We encourage discussion and dialogue at this point in the project because it is the last chance for major changes in the timeline. Here are a number of ways to help direct the designers towards ensuring your project meets its goals and objectives:

  • Focus on problems not solutions

    Always let the design team work out the solution. Rather than telling them to use red for this call to action, explain why the colour they chose isn’t working. When the client begins to make design choices the project starts down a slippery slope, where one change can lead to many, and then decisions that were painstakingly made for good reason can get eliminated for mediocre reasons.

  • It’s all about user needs and business goals

    Don’t get caught up in the details of spacing, palette and layout, rather ask yourself, does it meet my business goals and how will my customers respond to it? Again, let the designers figure out how to fix things if the answers to either of these questions is ‘no’.

  • Always explain why

    If you don’t like an aspect of the design, don’t just say “I don’t like it” – explain why. Always try to articulate your feelings and opinions and be sure they relate to elements outlined in the discovery phase. A good explanation will allow the design team to exercise positive solutions.

  • Recognize personal bias

    Design is extremely subjective. Everyone has a personal opinion about what looks good and what doesn’t. Try not to get caught exploiting personal bias, remember to always ask yourself if the end user will like it.

  • If in doubt, test

    Sometimes a project will grind to a halt because of disagreements on how to proceed forward. If this happens, defer to others, people with less of a stake. There are many ways to solicit feedback from a larger circle of people without consuming time or money. Group feedback will give you the confidence that you are making the right decision.

  • Nothing is permanent

    Unlike other mediums like print or television a website can be changed at any time. Problems can be worked on, and feedback from real users can be turned into solutions. Making a design decision at the approval phase is not always a life or death decision. If you can’t sort out the best solution then put it to your end user for clarification.

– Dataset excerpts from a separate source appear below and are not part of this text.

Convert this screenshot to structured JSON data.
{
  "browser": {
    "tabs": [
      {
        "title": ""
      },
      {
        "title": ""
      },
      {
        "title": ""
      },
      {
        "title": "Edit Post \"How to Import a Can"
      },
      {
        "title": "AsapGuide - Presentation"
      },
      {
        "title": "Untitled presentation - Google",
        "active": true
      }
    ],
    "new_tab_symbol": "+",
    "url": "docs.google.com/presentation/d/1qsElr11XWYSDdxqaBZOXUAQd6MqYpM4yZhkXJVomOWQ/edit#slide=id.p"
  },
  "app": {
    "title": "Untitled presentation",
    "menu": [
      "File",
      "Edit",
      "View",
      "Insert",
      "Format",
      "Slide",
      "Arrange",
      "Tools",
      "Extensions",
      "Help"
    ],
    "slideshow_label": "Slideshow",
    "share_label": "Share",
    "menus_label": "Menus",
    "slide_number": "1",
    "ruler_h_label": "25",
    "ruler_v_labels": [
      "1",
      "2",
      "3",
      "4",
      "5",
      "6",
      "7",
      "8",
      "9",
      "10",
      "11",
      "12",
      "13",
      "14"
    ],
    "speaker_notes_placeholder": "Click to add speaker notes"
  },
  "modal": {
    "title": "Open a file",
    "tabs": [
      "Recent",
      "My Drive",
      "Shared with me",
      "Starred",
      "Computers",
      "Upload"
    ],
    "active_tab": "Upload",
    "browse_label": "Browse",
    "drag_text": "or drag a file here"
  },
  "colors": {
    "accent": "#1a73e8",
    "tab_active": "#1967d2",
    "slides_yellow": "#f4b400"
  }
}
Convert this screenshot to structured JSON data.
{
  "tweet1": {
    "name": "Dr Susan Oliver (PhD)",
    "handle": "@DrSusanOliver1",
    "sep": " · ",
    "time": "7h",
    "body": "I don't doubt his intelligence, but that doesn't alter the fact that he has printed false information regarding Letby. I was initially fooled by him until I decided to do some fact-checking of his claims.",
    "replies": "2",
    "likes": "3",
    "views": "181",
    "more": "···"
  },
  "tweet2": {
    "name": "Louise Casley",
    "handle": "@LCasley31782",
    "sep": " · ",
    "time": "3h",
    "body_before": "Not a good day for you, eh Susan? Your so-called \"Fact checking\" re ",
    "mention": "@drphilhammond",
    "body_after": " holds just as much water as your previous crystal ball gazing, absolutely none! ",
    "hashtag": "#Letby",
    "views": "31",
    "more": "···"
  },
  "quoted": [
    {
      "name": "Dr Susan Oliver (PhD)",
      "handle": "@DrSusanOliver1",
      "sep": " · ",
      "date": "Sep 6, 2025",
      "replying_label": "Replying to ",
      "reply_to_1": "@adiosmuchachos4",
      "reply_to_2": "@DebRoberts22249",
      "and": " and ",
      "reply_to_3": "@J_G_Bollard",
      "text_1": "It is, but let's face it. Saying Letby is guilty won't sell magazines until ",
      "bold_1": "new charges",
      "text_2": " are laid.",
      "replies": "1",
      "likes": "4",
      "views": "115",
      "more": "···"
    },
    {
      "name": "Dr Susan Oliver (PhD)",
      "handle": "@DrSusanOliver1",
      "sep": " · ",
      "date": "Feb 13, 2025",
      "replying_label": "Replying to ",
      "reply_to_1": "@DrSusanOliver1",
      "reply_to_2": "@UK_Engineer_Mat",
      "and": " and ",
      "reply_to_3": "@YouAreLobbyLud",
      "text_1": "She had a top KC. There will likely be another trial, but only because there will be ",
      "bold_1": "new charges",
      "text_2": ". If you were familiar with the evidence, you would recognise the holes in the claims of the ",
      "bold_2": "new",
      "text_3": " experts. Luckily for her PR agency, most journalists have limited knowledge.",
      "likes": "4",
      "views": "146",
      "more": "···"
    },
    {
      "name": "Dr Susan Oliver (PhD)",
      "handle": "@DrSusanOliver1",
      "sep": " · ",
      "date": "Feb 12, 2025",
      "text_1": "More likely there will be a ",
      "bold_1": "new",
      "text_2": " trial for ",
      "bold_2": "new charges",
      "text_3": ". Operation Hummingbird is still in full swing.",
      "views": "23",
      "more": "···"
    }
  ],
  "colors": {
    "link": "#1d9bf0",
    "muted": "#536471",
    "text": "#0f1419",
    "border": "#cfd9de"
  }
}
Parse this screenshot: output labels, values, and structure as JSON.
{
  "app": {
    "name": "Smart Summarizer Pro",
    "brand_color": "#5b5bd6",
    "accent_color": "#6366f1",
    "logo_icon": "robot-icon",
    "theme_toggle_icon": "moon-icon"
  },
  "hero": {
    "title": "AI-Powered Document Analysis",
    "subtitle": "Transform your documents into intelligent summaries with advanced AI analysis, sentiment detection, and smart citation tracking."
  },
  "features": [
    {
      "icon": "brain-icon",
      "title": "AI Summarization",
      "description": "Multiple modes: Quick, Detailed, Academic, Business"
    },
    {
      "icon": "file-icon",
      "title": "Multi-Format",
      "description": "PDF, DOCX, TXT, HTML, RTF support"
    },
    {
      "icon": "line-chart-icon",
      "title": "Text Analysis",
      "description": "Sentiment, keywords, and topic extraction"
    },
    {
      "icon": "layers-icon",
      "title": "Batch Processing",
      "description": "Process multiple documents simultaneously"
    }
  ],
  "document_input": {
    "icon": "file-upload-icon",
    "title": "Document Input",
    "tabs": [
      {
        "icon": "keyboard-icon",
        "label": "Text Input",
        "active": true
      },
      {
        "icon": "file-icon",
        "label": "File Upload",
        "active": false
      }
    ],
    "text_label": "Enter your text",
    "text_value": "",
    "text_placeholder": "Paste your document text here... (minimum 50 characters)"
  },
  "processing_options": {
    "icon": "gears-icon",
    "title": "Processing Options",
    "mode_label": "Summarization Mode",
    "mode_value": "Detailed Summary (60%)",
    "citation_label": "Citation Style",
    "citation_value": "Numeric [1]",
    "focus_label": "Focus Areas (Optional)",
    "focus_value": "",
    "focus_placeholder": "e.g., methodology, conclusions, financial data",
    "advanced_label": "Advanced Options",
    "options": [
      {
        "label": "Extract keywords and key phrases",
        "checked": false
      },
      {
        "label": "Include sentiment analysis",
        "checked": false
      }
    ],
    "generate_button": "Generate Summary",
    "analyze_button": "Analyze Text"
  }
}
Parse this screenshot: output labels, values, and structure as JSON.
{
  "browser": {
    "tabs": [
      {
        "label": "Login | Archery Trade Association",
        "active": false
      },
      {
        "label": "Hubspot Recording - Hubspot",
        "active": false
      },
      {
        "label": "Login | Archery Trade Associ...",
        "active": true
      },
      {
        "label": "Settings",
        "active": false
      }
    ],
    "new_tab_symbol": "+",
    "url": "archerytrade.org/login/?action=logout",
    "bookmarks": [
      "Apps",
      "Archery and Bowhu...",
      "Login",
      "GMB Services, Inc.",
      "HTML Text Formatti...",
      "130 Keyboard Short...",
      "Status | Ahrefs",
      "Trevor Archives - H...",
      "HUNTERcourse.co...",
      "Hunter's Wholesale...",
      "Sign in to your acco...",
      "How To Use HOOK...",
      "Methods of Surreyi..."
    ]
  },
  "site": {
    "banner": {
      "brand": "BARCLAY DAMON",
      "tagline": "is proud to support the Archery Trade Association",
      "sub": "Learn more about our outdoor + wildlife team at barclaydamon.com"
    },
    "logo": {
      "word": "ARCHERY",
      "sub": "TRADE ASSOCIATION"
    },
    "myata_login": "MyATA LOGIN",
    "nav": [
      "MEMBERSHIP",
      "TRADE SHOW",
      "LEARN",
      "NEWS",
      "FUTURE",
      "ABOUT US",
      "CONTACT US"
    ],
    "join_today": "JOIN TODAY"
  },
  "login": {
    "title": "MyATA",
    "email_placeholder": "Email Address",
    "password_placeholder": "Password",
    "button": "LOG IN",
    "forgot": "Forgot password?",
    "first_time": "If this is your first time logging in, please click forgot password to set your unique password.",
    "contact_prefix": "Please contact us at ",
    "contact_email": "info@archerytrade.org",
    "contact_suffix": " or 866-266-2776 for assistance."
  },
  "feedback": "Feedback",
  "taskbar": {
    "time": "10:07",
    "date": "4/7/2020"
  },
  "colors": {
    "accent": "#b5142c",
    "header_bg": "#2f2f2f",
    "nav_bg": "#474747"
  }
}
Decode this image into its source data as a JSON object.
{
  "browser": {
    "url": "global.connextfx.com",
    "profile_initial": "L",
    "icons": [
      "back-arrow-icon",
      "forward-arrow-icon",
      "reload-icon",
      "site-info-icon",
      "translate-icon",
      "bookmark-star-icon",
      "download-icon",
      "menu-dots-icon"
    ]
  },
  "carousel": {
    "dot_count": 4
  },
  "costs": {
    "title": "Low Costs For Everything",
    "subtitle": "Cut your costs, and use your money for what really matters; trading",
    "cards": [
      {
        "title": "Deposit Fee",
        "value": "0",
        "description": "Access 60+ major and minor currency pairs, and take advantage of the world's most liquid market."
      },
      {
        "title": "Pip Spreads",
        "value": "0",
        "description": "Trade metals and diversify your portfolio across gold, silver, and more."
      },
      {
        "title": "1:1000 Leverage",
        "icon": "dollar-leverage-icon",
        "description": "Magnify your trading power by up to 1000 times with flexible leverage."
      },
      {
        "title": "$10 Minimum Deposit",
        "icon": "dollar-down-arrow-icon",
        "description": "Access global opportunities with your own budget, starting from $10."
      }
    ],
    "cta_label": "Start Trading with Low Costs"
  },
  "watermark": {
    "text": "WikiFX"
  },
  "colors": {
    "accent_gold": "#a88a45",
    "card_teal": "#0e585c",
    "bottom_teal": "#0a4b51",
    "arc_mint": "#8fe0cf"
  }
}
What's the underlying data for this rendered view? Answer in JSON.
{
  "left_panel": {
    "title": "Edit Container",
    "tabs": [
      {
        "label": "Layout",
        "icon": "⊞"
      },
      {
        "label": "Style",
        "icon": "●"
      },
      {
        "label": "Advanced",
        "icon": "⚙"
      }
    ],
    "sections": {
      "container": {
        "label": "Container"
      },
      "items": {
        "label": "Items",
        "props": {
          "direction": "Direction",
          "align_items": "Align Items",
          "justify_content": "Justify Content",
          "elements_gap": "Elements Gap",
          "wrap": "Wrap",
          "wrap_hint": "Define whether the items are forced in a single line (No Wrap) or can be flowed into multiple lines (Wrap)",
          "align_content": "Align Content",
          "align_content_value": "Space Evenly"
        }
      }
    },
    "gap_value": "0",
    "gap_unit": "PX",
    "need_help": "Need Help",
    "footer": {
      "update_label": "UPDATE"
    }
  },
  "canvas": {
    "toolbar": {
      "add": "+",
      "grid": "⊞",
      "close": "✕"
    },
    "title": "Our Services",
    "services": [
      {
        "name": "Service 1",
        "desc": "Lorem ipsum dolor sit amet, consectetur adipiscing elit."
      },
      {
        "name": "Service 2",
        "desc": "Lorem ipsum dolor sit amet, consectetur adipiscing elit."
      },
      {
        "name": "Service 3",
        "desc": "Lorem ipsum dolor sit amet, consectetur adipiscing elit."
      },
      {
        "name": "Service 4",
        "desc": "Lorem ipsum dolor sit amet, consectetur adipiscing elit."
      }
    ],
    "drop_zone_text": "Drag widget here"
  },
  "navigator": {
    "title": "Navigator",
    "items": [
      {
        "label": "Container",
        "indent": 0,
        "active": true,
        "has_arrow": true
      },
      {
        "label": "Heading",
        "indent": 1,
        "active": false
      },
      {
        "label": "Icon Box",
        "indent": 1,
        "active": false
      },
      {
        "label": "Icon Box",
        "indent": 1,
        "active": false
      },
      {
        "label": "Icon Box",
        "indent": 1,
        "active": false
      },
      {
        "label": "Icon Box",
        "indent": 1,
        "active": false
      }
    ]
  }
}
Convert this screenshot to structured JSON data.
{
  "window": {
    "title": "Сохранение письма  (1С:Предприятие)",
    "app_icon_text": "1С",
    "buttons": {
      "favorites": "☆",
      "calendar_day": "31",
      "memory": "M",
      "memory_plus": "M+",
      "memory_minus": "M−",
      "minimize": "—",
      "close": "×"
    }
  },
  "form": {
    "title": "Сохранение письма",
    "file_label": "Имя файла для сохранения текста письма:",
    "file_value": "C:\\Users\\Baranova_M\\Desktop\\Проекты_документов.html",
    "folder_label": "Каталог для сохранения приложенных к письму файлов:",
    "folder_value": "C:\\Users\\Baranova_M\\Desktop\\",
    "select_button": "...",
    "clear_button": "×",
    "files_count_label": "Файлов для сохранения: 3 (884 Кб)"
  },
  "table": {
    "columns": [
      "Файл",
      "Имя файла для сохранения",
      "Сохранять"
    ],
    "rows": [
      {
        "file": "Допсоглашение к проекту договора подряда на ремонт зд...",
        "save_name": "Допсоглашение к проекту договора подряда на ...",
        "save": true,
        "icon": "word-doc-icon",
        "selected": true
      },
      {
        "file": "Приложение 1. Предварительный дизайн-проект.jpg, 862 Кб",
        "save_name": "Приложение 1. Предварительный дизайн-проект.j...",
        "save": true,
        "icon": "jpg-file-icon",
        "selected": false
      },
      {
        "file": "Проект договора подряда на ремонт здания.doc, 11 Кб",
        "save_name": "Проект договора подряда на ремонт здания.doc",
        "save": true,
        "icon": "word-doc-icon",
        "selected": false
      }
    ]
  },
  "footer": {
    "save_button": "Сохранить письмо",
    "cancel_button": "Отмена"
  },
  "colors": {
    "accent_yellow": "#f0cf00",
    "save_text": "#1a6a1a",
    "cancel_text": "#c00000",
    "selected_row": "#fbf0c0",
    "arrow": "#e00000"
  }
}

  • Listen to the research

    A website is not art on the wall, there is considerable science and psychology behind it. Years or research has gone into determining what works to increase traffic and improve conversion rates so when possible use best practices rather than re-inventing the wheel.

  • Resist the urge to copy

    A great technique for inspiration is visiting your competitor’s websites however doing it because it seems to be working for them is bad practice. What works for one company isn’t necessarily going to work for another and if all the players in your vertical are doing the same things it will be easy for one of them to break the mold and differentiate themselves. Listen to the research but be unique.

  • Context is everything, so always present it

    So you and your designer(s) have spent weeks coming up with the current design and then you decide to show it to your wife at home. Make sure that you explain why each aspect of the project looks the way it does otherwise you may get an earful of criticism without any of it having the benefit of all the deliberating that has gone into it so far.

  • Avoid design by committee

    Because we all have opinions about good design showing the work to too many people will have a negative effect. Keep the opinion contributors to a minimum and panel them individually so that you will take the most away from each.